Je me rappellerai toujours la chef coiffeuse que j'ai croisée juste
après l'incendie. J'avais le moral à zéro. Elle m'a
dit avec un grand sourire : "Mais tu ne te rends pas compte, c'est
merveilleux. Tous les grands films du cinéma ont été
tournés dans le chaos et ont connu plein de catastrophes.".
Des gens aussi positifs ne peuvent que vous filer une énergie incroyable.

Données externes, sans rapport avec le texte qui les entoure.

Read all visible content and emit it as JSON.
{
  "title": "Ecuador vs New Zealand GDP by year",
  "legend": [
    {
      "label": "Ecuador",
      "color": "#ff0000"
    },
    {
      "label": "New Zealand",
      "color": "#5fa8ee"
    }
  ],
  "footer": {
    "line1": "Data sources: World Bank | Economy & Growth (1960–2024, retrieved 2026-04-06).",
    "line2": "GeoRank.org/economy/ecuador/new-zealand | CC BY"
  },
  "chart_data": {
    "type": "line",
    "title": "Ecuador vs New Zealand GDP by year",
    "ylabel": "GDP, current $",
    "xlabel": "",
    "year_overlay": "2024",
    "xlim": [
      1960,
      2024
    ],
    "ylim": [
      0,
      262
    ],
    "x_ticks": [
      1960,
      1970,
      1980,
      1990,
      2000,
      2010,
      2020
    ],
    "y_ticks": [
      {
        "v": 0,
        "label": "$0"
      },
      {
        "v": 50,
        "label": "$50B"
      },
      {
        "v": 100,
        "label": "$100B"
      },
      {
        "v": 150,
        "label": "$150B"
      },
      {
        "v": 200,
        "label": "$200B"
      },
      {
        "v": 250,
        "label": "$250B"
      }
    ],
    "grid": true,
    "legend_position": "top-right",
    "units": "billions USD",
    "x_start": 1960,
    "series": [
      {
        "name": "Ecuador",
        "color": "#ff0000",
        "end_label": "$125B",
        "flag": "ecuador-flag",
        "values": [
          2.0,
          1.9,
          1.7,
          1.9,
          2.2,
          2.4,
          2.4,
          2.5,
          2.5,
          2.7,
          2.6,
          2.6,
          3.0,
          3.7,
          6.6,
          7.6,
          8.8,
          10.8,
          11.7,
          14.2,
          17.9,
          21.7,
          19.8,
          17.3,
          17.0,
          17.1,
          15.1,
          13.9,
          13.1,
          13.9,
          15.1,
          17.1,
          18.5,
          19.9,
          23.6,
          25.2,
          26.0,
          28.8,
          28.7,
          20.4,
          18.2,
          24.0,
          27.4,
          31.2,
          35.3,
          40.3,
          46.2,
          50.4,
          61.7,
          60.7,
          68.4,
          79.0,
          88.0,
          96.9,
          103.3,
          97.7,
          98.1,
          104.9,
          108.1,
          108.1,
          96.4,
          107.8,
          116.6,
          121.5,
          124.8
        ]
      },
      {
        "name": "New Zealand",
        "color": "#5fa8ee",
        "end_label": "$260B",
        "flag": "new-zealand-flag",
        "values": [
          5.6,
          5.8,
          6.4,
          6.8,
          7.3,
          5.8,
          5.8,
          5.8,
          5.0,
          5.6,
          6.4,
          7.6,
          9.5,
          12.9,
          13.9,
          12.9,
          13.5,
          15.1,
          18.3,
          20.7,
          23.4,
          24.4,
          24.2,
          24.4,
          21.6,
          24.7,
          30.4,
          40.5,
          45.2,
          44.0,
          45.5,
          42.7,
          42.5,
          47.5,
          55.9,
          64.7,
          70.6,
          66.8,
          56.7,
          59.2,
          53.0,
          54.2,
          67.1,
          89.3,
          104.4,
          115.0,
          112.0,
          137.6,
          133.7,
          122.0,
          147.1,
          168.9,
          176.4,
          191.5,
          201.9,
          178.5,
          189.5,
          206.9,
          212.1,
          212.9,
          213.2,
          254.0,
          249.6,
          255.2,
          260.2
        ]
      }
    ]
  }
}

Jean Dujardin décrit Brice de Nice comme un conte fun et bigarré.
Et vous ?
Sa définition me convient parfaitement. C'est un film sur les différences,
l'acceptation des siennes et de celles des autres. Le film est fun et
bigarré, parce que passer une heure et demie avec Brice vous revigore,
vous change les idées et vous charge en bonnes ondes. Quant à
la notion de conte, c'est effectivement ce que nous cherchions à
toucher du doigt. Cette forme de narration généreuse qui
traite de thèmes simples et universels "Si tu risques l'amitié,
tu trouveras l'amour". Ou encore "Il faut croire en ses rêves".
Un thème qui me touche particulièrement car j'ai moi-même
changé de vie, voilà déjà un bon bout de temps,
pour suivre mon rêve : celui de réaliser des films.